|
Bangkok: Liquefied natural gas (LNG) demand growth risks being slowed by higher prices, said BG Group Plc, the biggest importer of LNG into the US.
"Significant" cost increases for projects and moves by governments to give priority to domestic supplies over exports are driving up LNG prices in spot and long-term contracts, Martin Houston, president of BG North America, said yesterday at the Gastech conference in Bangkok.
While the price gains benefit suppliers, they may hamper industry growth, he said.
Demand for natural gas is being buoyed by increasing use of cleaner-burning fuels for power generation amid efforts to reduce greenhouse gases blamed for global warming.
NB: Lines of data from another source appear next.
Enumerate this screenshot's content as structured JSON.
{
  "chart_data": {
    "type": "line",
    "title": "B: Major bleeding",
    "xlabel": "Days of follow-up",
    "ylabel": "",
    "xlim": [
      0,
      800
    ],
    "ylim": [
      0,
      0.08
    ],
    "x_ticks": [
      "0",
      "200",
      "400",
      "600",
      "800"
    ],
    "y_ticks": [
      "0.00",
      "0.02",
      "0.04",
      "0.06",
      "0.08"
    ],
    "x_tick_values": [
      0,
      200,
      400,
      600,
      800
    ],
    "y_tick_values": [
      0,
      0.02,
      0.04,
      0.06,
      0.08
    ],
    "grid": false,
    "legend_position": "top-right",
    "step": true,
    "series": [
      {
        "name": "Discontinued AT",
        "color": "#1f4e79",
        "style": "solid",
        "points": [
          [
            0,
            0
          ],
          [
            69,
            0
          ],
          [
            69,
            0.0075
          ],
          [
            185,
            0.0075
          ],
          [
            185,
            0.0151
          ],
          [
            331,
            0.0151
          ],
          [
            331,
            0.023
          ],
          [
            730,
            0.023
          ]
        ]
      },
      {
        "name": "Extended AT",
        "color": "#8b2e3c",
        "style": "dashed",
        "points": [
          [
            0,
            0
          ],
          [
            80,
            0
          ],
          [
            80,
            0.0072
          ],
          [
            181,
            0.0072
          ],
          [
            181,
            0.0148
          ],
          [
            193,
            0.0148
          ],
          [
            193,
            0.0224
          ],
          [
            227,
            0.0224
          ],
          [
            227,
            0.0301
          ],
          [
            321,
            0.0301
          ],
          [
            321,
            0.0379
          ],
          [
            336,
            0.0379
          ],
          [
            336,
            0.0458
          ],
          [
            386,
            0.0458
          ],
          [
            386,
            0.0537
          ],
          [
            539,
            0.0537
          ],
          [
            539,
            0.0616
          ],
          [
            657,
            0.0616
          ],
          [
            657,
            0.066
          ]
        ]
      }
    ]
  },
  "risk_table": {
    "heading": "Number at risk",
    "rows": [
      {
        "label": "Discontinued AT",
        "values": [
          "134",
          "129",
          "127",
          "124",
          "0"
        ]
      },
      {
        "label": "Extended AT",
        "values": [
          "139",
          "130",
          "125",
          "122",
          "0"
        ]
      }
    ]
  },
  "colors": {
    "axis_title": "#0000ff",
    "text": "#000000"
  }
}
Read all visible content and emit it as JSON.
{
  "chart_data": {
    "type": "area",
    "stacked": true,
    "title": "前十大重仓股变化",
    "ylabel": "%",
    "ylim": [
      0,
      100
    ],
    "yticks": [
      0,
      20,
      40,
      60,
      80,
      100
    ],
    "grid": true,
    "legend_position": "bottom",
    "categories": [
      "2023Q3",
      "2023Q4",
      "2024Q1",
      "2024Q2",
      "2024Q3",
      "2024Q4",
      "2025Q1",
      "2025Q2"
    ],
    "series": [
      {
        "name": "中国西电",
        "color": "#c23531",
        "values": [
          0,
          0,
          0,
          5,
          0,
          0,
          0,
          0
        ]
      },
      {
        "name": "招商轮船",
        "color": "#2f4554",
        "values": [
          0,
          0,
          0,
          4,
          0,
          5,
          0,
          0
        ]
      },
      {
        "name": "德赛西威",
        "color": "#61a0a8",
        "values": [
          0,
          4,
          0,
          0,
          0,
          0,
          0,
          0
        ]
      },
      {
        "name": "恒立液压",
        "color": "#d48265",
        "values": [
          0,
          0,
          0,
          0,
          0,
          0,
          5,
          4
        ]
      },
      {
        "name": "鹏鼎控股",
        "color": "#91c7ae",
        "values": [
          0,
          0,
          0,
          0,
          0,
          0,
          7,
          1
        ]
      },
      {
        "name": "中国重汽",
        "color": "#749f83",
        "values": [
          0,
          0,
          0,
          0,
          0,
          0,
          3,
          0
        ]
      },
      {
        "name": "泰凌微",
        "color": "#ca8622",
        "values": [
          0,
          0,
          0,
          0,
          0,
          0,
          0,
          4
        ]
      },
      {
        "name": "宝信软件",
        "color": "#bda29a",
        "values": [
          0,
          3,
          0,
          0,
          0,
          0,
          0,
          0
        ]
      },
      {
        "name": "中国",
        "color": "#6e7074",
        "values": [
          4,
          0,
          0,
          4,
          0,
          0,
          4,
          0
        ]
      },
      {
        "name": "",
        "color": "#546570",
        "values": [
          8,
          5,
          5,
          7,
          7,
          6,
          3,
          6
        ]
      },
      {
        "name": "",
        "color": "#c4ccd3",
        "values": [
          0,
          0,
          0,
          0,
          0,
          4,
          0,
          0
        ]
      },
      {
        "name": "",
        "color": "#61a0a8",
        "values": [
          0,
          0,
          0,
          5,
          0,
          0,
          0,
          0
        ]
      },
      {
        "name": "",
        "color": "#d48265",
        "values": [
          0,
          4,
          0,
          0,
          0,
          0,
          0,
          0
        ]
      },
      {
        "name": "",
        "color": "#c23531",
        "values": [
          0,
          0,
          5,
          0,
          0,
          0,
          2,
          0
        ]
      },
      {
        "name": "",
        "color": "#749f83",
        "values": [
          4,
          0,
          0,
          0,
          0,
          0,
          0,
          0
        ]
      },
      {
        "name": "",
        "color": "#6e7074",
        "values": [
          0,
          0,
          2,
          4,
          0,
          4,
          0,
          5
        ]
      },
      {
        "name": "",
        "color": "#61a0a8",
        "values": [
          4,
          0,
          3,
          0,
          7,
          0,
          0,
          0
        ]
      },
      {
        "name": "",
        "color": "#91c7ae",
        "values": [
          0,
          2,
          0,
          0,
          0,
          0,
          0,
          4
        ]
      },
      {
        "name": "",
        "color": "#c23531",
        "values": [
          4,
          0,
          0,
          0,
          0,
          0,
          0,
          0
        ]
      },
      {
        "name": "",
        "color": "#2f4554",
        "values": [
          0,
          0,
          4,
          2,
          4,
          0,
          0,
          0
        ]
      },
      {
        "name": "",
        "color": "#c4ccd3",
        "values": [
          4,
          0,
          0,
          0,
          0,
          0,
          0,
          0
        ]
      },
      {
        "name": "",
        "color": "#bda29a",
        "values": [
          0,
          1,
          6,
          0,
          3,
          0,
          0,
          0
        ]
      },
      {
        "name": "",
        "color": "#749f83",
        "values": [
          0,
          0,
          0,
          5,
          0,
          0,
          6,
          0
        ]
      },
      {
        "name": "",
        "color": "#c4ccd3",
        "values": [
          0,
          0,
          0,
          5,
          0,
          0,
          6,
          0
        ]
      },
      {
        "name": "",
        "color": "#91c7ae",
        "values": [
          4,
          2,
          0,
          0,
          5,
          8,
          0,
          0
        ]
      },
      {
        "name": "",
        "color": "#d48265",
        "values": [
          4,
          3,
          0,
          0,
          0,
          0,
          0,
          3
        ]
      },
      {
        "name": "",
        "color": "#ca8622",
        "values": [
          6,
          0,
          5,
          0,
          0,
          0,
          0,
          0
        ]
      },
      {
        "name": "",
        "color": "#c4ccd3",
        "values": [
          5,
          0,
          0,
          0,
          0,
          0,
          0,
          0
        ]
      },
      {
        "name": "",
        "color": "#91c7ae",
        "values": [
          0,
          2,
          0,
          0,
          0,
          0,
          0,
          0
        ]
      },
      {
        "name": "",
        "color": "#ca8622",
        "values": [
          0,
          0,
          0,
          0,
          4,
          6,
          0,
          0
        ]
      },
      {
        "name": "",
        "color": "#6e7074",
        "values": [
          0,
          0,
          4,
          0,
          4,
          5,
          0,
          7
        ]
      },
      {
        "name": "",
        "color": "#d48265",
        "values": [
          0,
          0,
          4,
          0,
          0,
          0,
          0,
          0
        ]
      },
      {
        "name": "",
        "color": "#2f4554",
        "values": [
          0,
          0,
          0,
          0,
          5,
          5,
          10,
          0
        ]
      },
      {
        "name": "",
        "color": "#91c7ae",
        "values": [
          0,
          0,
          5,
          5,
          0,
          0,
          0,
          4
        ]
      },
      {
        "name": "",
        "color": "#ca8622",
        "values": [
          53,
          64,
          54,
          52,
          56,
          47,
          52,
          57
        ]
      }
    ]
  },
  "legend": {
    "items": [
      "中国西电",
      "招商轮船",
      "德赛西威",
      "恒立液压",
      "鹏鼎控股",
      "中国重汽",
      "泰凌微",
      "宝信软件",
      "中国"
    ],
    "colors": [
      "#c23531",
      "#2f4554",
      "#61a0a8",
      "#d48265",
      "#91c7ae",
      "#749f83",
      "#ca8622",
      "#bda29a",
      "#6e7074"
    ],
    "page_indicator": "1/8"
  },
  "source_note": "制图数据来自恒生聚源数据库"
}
Spiraling crude oil prices, uncertainty about how carbon pricing will affect the use of coal as a fuel and about growth in the use of nuclear power all make future growth in demand less certain, Houston said.
Unavoidable fuel fix
"The status quo leaves natural gas as the near-term and unavoidable fuel fix for power generation but we need to watch the signals very carefully for the future to ensure that price levels don't undermine the long-term future," Houston said.
BG's Lake Charles LNG import terminal in Louis-iana and its Elba Island terminal in Georgia accounted for 55 per cent of US LNG imports last year.
Spot market trading of LNG will reach 40 million metric tonnes this year, Philip Olivier, president of Suez Global LNG said yesterday.
Spot cargo trading will increase to 20 per cent of total volumes traded in the global LNG market, he said at the conference. He didn't give a comparison for the previous year.
"Arbitrage opportunities" in LNG may fall this year in the event Japan cuts imports and restarts a nuclear power plant that was shut last year for safety checks, he said.